Il match da maratona tra Carlos Alcaraz e Ben Shelton agli US Open riporta al centro del dibattito un problema cruciale del tennis moderno: il limite della resistenza umana rispetto alle esigenze di intrattenimento.
La prima questione riguarda la salute degli atleti , in particolare aumenta il rischio di infortuni : ne sanno qualcosa ultimamente lo stesso Alcaraz ma anche il nostro Sinner.
Ma perché accade tutto questo ?
Il Dio danaro che si materializza nei diritti TV.
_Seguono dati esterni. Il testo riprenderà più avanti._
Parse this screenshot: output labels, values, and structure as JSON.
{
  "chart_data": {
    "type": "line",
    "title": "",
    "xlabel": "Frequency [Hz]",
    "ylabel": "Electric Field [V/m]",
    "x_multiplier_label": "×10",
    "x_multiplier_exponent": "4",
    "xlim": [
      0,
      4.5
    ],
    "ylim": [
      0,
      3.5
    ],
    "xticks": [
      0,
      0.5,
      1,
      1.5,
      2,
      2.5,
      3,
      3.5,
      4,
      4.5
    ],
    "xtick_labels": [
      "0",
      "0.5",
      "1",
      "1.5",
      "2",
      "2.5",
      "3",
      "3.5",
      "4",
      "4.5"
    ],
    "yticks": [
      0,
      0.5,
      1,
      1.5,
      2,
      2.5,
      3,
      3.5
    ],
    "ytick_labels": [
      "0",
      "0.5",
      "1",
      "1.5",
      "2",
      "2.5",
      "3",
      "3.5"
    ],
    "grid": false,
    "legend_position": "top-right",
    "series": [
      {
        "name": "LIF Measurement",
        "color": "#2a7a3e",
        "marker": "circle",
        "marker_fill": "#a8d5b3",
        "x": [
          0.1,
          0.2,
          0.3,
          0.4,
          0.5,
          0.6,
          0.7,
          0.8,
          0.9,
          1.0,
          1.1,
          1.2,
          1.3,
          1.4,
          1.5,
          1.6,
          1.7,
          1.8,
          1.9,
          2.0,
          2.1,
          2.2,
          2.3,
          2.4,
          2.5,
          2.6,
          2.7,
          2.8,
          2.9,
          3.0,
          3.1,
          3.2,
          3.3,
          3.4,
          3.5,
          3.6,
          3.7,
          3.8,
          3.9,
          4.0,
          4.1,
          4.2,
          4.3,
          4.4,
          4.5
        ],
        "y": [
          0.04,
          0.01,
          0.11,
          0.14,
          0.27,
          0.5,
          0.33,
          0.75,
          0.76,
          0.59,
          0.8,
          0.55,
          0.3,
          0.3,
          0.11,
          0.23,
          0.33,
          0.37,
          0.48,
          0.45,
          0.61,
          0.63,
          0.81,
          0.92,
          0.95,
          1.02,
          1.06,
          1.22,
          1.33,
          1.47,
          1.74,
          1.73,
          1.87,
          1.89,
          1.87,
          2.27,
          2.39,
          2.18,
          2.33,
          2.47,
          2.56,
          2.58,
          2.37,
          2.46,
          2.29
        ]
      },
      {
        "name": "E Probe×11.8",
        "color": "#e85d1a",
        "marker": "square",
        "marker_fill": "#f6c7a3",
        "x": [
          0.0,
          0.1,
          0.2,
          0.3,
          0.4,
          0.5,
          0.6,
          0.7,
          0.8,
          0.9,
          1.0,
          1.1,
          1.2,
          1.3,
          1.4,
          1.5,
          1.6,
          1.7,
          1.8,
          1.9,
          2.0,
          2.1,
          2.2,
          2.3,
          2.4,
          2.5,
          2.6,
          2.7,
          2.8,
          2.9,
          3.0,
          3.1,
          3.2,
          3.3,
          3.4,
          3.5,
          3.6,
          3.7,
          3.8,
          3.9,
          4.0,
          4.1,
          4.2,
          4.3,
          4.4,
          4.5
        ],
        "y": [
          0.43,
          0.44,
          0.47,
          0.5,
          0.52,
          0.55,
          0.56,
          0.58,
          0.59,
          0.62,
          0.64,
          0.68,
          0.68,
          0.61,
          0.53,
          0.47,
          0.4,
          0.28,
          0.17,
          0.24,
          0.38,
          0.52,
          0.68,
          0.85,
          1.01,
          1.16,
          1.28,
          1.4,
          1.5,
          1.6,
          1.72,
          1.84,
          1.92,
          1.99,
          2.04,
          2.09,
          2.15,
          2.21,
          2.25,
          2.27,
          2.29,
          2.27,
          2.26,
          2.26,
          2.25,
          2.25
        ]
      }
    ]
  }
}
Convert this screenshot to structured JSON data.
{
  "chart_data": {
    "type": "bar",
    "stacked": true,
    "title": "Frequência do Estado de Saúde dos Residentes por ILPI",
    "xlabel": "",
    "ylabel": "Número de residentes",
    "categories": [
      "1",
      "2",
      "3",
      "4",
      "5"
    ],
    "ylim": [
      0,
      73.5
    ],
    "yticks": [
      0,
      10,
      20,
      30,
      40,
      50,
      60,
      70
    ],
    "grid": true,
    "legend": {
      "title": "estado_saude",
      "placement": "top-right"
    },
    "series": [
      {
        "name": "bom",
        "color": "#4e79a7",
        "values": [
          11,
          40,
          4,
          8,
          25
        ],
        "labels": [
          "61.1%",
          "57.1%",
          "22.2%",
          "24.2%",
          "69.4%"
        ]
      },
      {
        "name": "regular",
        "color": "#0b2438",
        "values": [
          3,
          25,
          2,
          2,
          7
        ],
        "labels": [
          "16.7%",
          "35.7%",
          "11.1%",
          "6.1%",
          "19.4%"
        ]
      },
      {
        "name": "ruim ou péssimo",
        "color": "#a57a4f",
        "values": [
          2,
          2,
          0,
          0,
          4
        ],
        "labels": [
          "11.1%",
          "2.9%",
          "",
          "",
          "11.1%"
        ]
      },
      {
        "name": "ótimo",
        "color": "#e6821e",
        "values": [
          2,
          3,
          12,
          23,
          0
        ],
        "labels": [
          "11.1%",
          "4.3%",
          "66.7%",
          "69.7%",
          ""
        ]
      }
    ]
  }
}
Le sessioni serali vengono imbottite di match di cartello per garantire gli ascolti in prima serata, senza considerare che un incontro al meglio dei 5 set può durare oltre 4 ore.
Dal punto di vista sportivo sicuramente si falsano i tornei. Chi finisce di giocare all'alba va a letto alle 7:00 del mattino tra interviste e fisioterapia. Il "giorno di riposo" a questo punto non esiste più rispetto a chi finisce di giocare in un orario decoroso.
La soluzione? Basterebbe un curfew rigido (un coprifuoco come a Wimbledon) o la decisione di programmare un solo match serale.
Lo sport ha bisogno di grandi epicità, ma quando la maratona diventa sopravvivenza, a perderci sono sia i giocatori che i tifosi. Voi cosa ne pensate?